Vladimir Dmitrievich Krivchenkov (Владимир Дмитриевич Кривченков; 15 October 1917 – 7 October 1997) was a
Russian physicist, author and the creator of the "Deterministic concept of Quantum Mechanics". Krivchenkov also worked as a professor at the Physics Department of the Moscow State University.

==Life==
Krivchenkov was born on 15 October 1917 to Dmitrii Krivchenkov and Maria Kalugina in Podolsk, Moscow Governorate. He entered the physics department of Moscow State University in 1935 and graduated as a Physicist in 1941. He worked at the Physical Military Institute on the destruction of magnetic mines from 1942 to 1944, then at the Physics department of MSU as assistant professor and later professor from 1944 to 2000.

==Interpretation of Quantum mechanics==
According to Krivchenkov, the intents to "interpret" quantum mechanics in terms of classical mechanics have no more sense than interpretation of heliocentric cosmological system in terms of geocentric system. Only the old tradition forced the physicists to discuss the so-called Copenhagen interpretation of quantum mechanics. Quantum mechanics is completely deterministic systems, where any event always has a cause and any cause always has an effect. However, some quantum mechanical systems are complicated, so we have to describe them classically (quasi-classically, semi-classically, pseudo-classically, ...). Then, immediately, probability appears, because classical mechanics cannot interpret events in a deterministic way. An intermediate step is provided by the formalism of the density matrix, that allows us to keep some quantum mechanical properties in the classical description; however, such a description is not complete and it is just a compromise between the deterministic description of too complicated a system and wishes to make any (at least probabilistic) predictions.

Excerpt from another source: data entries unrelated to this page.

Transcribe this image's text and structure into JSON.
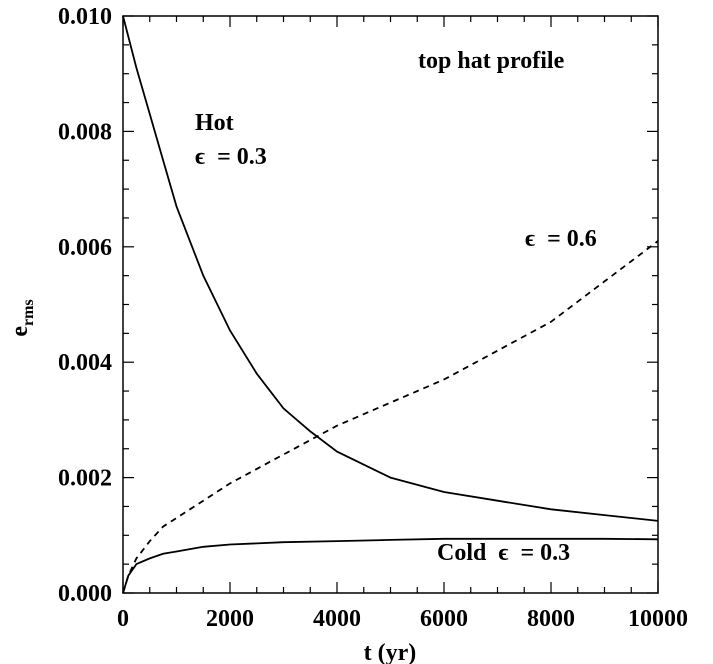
{
  "chart_data": {
    "type": "line",
    "title": "",
    "xlabel": "t (yr)",
    "ylabel": "e",
    "ylabel_sub": "rms",
    "xlim": [
      0,
      10000
    ],
    "ylim": [
      0.0,
      0.01
    ],
    "grid": false,
    "x_major_ticks": [
      0,
      2000,
      4000,
      6000,
      8000,
      10000
    ],
    "x_tick_labels": [
      "0",
      "2000",
      "4000",
      "6000",
      "8000",
      "10000"
    ],
    "x_minor_step": 500,
    "y_major_ticks": [
      0.0,
      0.002,
      0.004,
      0.006,
      0.008,
      0.01
    ],
    "y_tick_labels": [
      "0.000",
      "0.002",
      "0.004",
      "0.006",
      "0.008",
      "0.010"
    ],
    "y_minor_step": 0.0005,
    "series": [
      {
        "key": "hot",
        "style": "solid",
        "x": [
          0,
          250,
          500,
          750,
          1000,
          1500,
          2000,
          2500,
          3000,
          3500,
          4000,
          5000,
          6000,
          7000,
          8000,
          9000,
          10000
        ],
        "y": [
          0.01,
          0.0091,
          0.0083,
          0.0075,
          0.0067,
          0.0055,
          0.00455,
          0.0038,
          0.0032,
          0.0028,
          0.00245,
          0.002,
          0.00175,
          0.0016,
          0.00145,
          0.00135,
          0.00125
        ]
      },
      {
        "key": "eps06",
        "style": "dashed",
        "x": [
          0,
          100,
          250,
          500,
          750,
          1000,
          1500,
          2000,
          3000,
          4000,
          5000,
          6000,
          7000,
          8000,
          9000,
          10000
        ],
        "y": [
          0.0,
          0.0003,
          0.0006,
          0.0009,
          0.00115,
          0.0013,
          0.0016,
          0.0019,
          0.0024,
          0.0029,
          0.0033,
          0.0037,
          0.0042,
          0.0047,
          0.0054,
          0.0061
        ]
      },
      {
        "key": "cold",
        "style": "solid",
        "x": [
          0,
          100,
          250,
          500,
          750,
          1000,
          1500,
          2000,
          3000,
          4000,
          5000,
          6000,
          7000,
          8000,
          9000,
          10000
        ],
        "y": [
          0.0,
          0.0003,
          0.0005,
          0.0006,
          0.00068,
          0.00072,
          0.0008,
          0.00084,
          0.00088,
          0.0009,
          0.00092,
          0.00094,
          0.00094,
          0.00094,
          0.00094,
          0.00093
        ]
      }
    ],
    "annotations": {
      "profile": "top hat profile",
      "hot": "Hot",
      "hot_eps": "ϵ  = 0.3",
      "dashed_eps": "ϵ  = 0.6",
      "cold": "Cold  ϵ  = 0.3"
    }
  }
}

As an example of the superiority of quantum mechanics, Krivchenkov usually cited the 3-body problem. The 2-body Kepler problem has an analytic ("exact") solution, which is periodic. The quantum-mechanical analogy corresponds to the Hydrogen atom, which also has an analytic ("exact") solution in closed form, described with the Coulomb wave function. The addition of a third particle Helium atom still admits analytic estimates that can be performed by a 3rd-grade student. However, the classical analogy becomes so complicated that it is not even included in a university course of astronomy.

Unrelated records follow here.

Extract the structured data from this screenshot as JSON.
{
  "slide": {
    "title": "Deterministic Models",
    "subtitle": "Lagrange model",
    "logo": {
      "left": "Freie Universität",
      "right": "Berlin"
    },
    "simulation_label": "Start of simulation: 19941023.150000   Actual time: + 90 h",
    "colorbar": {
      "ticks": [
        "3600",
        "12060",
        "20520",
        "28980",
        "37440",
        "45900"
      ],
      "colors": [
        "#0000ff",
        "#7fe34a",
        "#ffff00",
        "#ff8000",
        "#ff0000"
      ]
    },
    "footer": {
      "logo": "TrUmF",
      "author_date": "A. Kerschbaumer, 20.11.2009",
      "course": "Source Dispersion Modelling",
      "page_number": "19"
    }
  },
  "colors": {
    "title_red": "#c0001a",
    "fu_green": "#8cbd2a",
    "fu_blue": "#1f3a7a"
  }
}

In such a way, it is classical mechanics that could in some sense be interpreted in terms of quantum mechanics (the correspondence principle). By itself, quantum mechanics is a self-consistent deterministic theory that does not need any interpretation.

==Perturbation theory==

Quantum field theory is a generalization of quantum mechanics. Krivchenkov believed that people need to understand at least the non–relativistic theory. He almost asked students to excuse him for the field theory, where only perturbation theory can be offered. Not only do the perturbation theory series diverge, but each perturbational term also in some sense is infinite, and a special renormalization of the interaction constant is required to give the result the physical sense.

One of the colleagues of Krivchenkov, Yurii Shirokov tried to construct quantum field theory in terms of wave packets, without divergences, using the algebra of generalized functions, but even now this approach is not sufficiently developed. Krivchenkov told students that they are supposed to build up a "true" theory, not just a perturbation, that always gives a divergent series. This statement (dogma) applies not only to Field Theory and quantum mechanics, but to any perturbation theory with respect to any distributed system; the perturbation series always diverges. Krivchenkov had realized this and brought this knowledge to students. Many problems in his books stress this property of perturbation theory.